Ikebana has many schools and goes back centuries. I will leave it to you to have a look here ( see link) rather than trying to explain it. I am no expert...yet!
The thing that really got me thinking about it, however, was reading in one of my favourite books A Dictionary of Theatre Anthropology, edited by Eugenio Barba and Nicola Sivorese. https://www.goodreads.com/book/show/992629.A_Dictionary_of_Theatre_Anthropology
It proposes, in an early chapter, that the difference between an actor who is an artist and he or she who is not is the difference between the western idea of putting cut flowers in a pot and the Japanese ideal of creating dramas of space and form in Ikebana. The flowers in a pot are like what Etienne Decroux, the great French mime teacher once said about the actor, who is like a "man condemned to resemble just a man, a body imitating a body"; without a great technique and seriousness of intent, he or she is earthbound. In Ikebana the flowers, leaves, and accoutrements are specifically designed to resemble more than themselves which is the key to all art; to be of the present moment but to suggest an eternity. An actor who considers their acts and who develops greater awareness is more likely to touch the heavens.
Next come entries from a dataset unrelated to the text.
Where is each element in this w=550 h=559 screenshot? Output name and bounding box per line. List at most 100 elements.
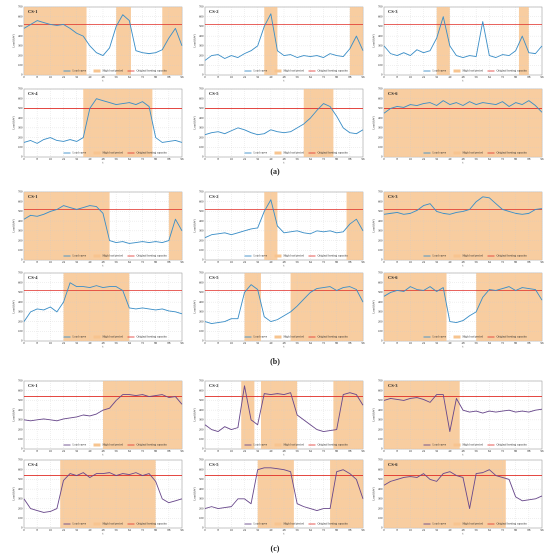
x-tick-label: 72	[141, 341, 145, 345]
x-tick-label: 16	[409, 528, 413, 532]
load-curve	[204, 467, 364, 511]
x-tick-label: 88	[527, 157, 531, 161]
x-axis-label: t	[284, 531, 285, 535]
x-tick-label: 48	[102, 528, 106, 532]
x-tick-label: 8	[217, 528, 219, 532]
y-tick-label: 100	[199, 329, 204, 333]
load-curve	[23, 282, 183, 322]
y-tick-label: 200	[199, 238, 204, 242]
y-tick-label: 100	[199, 437, 204, 441]
x-tick-label: 88	[527, 449, 531, 453]
y-tick-label: 0	[21, 155, 23, 159]
legend-label: Load curve	[433, 522, 447, 526]
y-tick-label: 500	[378, 477, 383, 481]
x-tick-label: 64	[128, 449, 132, 453]
y-tick-label: 700	[18, 458, 23, 462]
x-tick-label: 0	[23, 75, 25, 79]
y-tick-label: 400	[18, 300, 23, 304]
x-tick-label: 96	[541, 528, 545, 532]
y-tick-label: 100	[378, 63, 383, 67]
y-tick-label: 100	[18, 63, 23, 67]
y-axis-label: Load (kW)	[372, 34, 376, 47]
x-tick-label: 40	[88, 449, 92, 453]
x-tick-label: 40	[88, 75, 92, 79]
x-tick-label: 48	[102, 75, 106, 79]
x-tick-label: 0	[204, 260, 206, 264]
x-tick-label: 0	[204, 75, 206, 79]
y-tick-label: 700	[378, 190, 383, 194]
x-tick-label: 72	[501, 449, 505, 453]
x-axis-label: t	[463, 263, 464, 267]
x-tick-label: 32	[75, 75, 79, 79]
y-tick-label: 0	[381, 258, 383, 262]
x-tick-label: 16	[409, 341, 413, 345]
legend-label: High load period	[103, 522, 124, 526]
legend-label: High load period	[284, 522, 305, 526]
load-curve	[383, 196, 543, 215]
y-tick-label: 600	[199, 280, 204, 284]
x-tick-label: 48	[102, 157, 106, 161]
x-tick-label: 96	[362, 75, 366, 79]
y-tick-label: 500	[378, 106, 383, 110]
y-tick-label: 100	[378, 437, 383, 441]
x-tick-label: 40	[448, 341, 452, 345]
x-tick-label: 88	[167, 157, 171, 161]
x-axis-label: t	[103, 452, 104, 456]
x-tick-label: 80	[335, 75, 339, 79]
legend-label: Load curve	[254, 522, 268, 526]
y-tick-label: 500	[18, 24, 23, 28]
legend-label: High load period	[103, 443, 124, 447]
x-tick-label: 96	[181, 260, 185, 264]
y-tick-label: 300	[378, 126, 383, 130]
x-tick-label: 0	[204, 528, 206, 532]
x-tick-label: 64	[309, 157, 313, 161]
y-tick-label: 400	[378, 34, 383, 38]
high-load-period	[244, 273, 261, 341]
high-load-period	[168, 192, 182, 260]
load-curve	[383, 100, 543, 114]
legend-label: Original hosting capacity	[318, 69, 349, 73]
y-tick-label: 600	[18, 280, 23, 284]
y-tick-label: 200	[378, 238, 383, 242]
x-tick-label: 80	[335, 157, 339, 161]
x-tick-label: 32	[435, 75, 439, 79]
y-tick-label: 700	[378, 271, 383, 275]
x-tick-label: 72	[501, 75, 505, 79]
y-tick-label: 400	[378, 219, 383, 223]
y-tick-label: 100	[18, 437, 23, 441]
legend-label: Load curve	[254, 335, 268, 339]
y-tick-label: 600	[199, 96, 204, 100]
load-curve	[204, 284, 364, 324]
legend-label: High load period	[284, 254, 305, 258]
legend-swatch	[274, 69, 282, 73]
y-tick-label: 300	[199, 310, 204, 314]
y-axis-label: Load (kW)	[193, 34, 197, 47]
x-axis-label: t	[463, 344, 464, 348]
y-axis-label: Load (kW)	[12, 408, 16, 421]
legend-swatch	[453, 69, 461, 73]
x-tick-label: 40	[269, 157, 273, 161]
y-axis-label: Load (kW)	[12, 487, 16, 500]
x-tick-label: 8	[36, 449, 38, 453]
y-tick-label: 600	[199, 467, 204, 471]
high-load-period	[260, 381, 298, 449]
x-tick-label: 8	[36, 157, 38, 161]
panel-title: CS-6	[388, 91, 398, 96]
x-tick-label: 24	[422, 341, 426, 345]
y-tick-label: 400	[18, 116, 23, 120]
load-curve	[23, 394, 183, 422]
high-load-period	[476, 273, 542, 341]
legend-label: Load curve	[254, 254, 268, 258]
y-tick-label: 300	[378, 418, 383, 422]
x-tick-label: 24	[62, 449, 66, 453]
y-tick-label: 300	[18, 418, 23, 422]
x-tick-label: 88	[527, 260, 531, 264]
x-tick-label: 0	[23, 157, 25, 161]
x-tick-label: 48	[102, 341, 106, 345]
legend-swatch	[93, 69, 101, 73]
As so often my hobbies and passions are filled somehow with the ideas of Moshe Feldenkrais. In this case, the connections are many. I will just mention one here though. Awareness is the watchword of the Feldenkrais Method and one of the things that we become more aware of while practicing is space. A human being initially moves and reacts to the space beyond them; their environment. Later, when we want to improve ourselves, we can learn to pay attention to the space within us, and how the space is interconnected by our bones. I see the structures and meanings in Ikebana as similar to the boney structure of the skeleton and the movements we make to attain a meaningful life.
I will be going to my first session in July and hope then to make it a regular event every month. I will keep you posted.